Bison skulls and bones are uncovered in an archaeological survey along Jumpingpound Creek, near Cochrane, AB. - PHOTO COURTESY ALISON LANDALS
“The Great Father of Life, who made us, and gave us these lands to live upon, made also the buffalo and other game, to afford us the means of life: his meat is our food; with his skin we clothe ourselves and build our houses; he is to us our only means of life – food, fuel, and raiment.”
– Anonymous Chief to H.R. Schoolcraft, 1851
The Plains people who inhabited this region for many generations before us relied on the great bison herds for survival. Scattered across Turtle Island (North America) are sites of tremendous accomplishment in advanced hunting techniques that captivate people today.
The coordinated use of stone bison drive lanes toward muddy lakes or cliff jumps to harvest many animals at one time is an advanced hunting technique that captivates people today. It was a practice that required skill, patience and the cooperation of many community members, and a tribe’s spiritual leaders would hold a ceremony to prepare for a successful hunt and to honour the Bison Spirit. The Blackfoot people call the bison jumps pis’kun or pis-skaan, which loosely translates as “deep blood kettle.”
At their May 17 meeting, the South Eastern Alberta Archaeological Society welcomed archaeologist Dr. Alison Landals to share about her career-long research interest in bison harvesting (hunting) sites across southern Alberta and Saskatchewan. A senior archaeologist at Stantec Consulting Ltd. in Calgary, Dr. Landals acquired her Ph.D. at the University of Calgary in 2008, specializing in northern Plains and Rocky Mountain archaeology.
Dr. Landals’ study of historical approaches to bison hunting on the northern plains has complemented her extensive experience with excavating and analyzing bison jumps – cliffs where bison were herded off in large numbers to their deaths; bison pounds – in Blackfoot, pihtokahanak, a wooden corral with hides draped over the sides; and naturally-occurring traps.
A roughly 4,000-year-old bison kill located in sand hills northeast of Maple Creek, Sask. was extremely difficult to find and challenging to excavate, with 82,000 bone and cultural pieces intermingled. Uncovering rich cultural material from a single “slice in time,” called the McKean age, when small social groups migrated into what is now called south Saskatchewan and Alberta some 3,700-4,600 years ago, provided considerable interpretive interest for her colleagues and the SEAAS group.
“Oval or parabolic-shaped dunes form a perfect natural trap for bison, who can be driven into the dune using the prevailing winds, and just like a jump, you get behind them and let them smell you,” explained Dr. Landals. “Once they’re in the base of the dune, they can get slowed down enough trying to go up the loose sandy interior slopes, and possibly tumbling backwards. Hunters can then dispatch them.”

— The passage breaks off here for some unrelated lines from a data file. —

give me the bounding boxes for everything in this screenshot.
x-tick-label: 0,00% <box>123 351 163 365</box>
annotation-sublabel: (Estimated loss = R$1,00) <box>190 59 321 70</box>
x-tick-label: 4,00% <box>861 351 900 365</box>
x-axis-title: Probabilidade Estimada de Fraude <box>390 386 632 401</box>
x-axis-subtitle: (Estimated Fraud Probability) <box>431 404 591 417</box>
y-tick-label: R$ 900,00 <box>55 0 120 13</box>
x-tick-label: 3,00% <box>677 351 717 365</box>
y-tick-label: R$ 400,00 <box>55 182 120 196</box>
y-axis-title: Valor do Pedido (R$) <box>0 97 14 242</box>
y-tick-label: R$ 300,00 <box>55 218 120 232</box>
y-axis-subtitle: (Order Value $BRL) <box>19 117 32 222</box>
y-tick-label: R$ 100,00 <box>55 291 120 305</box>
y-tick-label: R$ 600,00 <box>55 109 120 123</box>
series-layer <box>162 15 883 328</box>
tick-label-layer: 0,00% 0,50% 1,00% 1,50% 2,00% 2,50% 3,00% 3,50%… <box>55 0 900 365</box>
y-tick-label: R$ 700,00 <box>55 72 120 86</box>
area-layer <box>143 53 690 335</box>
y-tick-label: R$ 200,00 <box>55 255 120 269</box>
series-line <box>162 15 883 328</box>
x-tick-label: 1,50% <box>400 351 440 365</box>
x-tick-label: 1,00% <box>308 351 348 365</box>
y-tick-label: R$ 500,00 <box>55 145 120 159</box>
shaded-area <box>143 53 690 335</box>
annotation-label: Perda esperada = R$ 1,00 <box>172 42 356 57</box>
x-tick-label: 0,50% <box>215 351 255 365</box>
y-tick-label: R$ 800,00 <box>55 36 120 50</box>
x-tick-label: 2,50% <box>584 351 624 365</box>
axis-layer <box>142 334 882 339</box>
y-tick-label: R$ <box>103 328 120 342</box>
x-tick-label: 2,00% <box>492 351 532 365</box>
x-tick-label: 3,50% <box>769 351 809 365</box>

The bison assured survival as well as materials for ceremony for many of the first peoples of Turtle Island’s grasslands. First and foremost, bone marrow and every part of the meat was eaten and could be processed into jerky and pemmican for food that travelled well. Pemmican is a blend of tallow (rendered fat), dried meat and often dried berries. Calorie-rich and safe to eat raw, cooked pemmican also made an easy base for many meals and historically was an important staple in Indigenous diets, and is still prepared to this day.
On the Turtle Mountain Chippewa Heritage Center blog, Kade M. Ferris, MSc writes, “Pemmican could be eaten when other foods were scarce, it could be used to stretch a meal, or it could be eaten on its own just like a block of fatty jerky – a great, portable source of food energy on long hunts or while doing any task where energy was needed. When cooked, Pemmican makes a delicious stew that could feed an entire camp. Another method was to serve it fried – mixed with a little flour – to create a tasty roux that could be sopped up with bannock bread for a filling meal.”
The buckskins became clothing, arrow quivers, carrying bags and tipi tarps, with the brains used in hide preparation, a method still used today. Carefully skinned leg hides made excellent pre-shaped moccasins and boots. Hides with hair still attached were used for winter robes and blankets. Loose bison hair had practical uses as saddle pad and pillow filler.
Rawhide stretched over a round frame becomes a conduit for the drum’s voice; in Cree, the drum is mistikwaskihk; in Blackfoot, the isttokimaa. Rawhide can be shaped to harden into containers, knife sheaths, moccasin soles, saddles, shields in battle and woven into rope.
The swishy tail could be used decoratively or simply as a fly brush. Fat was used in making soap, salves and cooking oil. Muscles and hooves became sinew thread and glue, respectively, used in making clothes, tools and weapons. Bones were fashioned into tools such as hide scrapers and knives, weapons like clubs and arrowheads, and perhaps most interestingly, game pieces and dice, used in metawewina ekwa astwatometawewina (Cree, ‘gaming and gambling’). The skull had spiritual significance in prayer ceremonies.
Bison horns make excellent drinking cups, ladles, fire ember carriers, and decoration along with the skull cap hair in headdresses such as that seen in the News logo.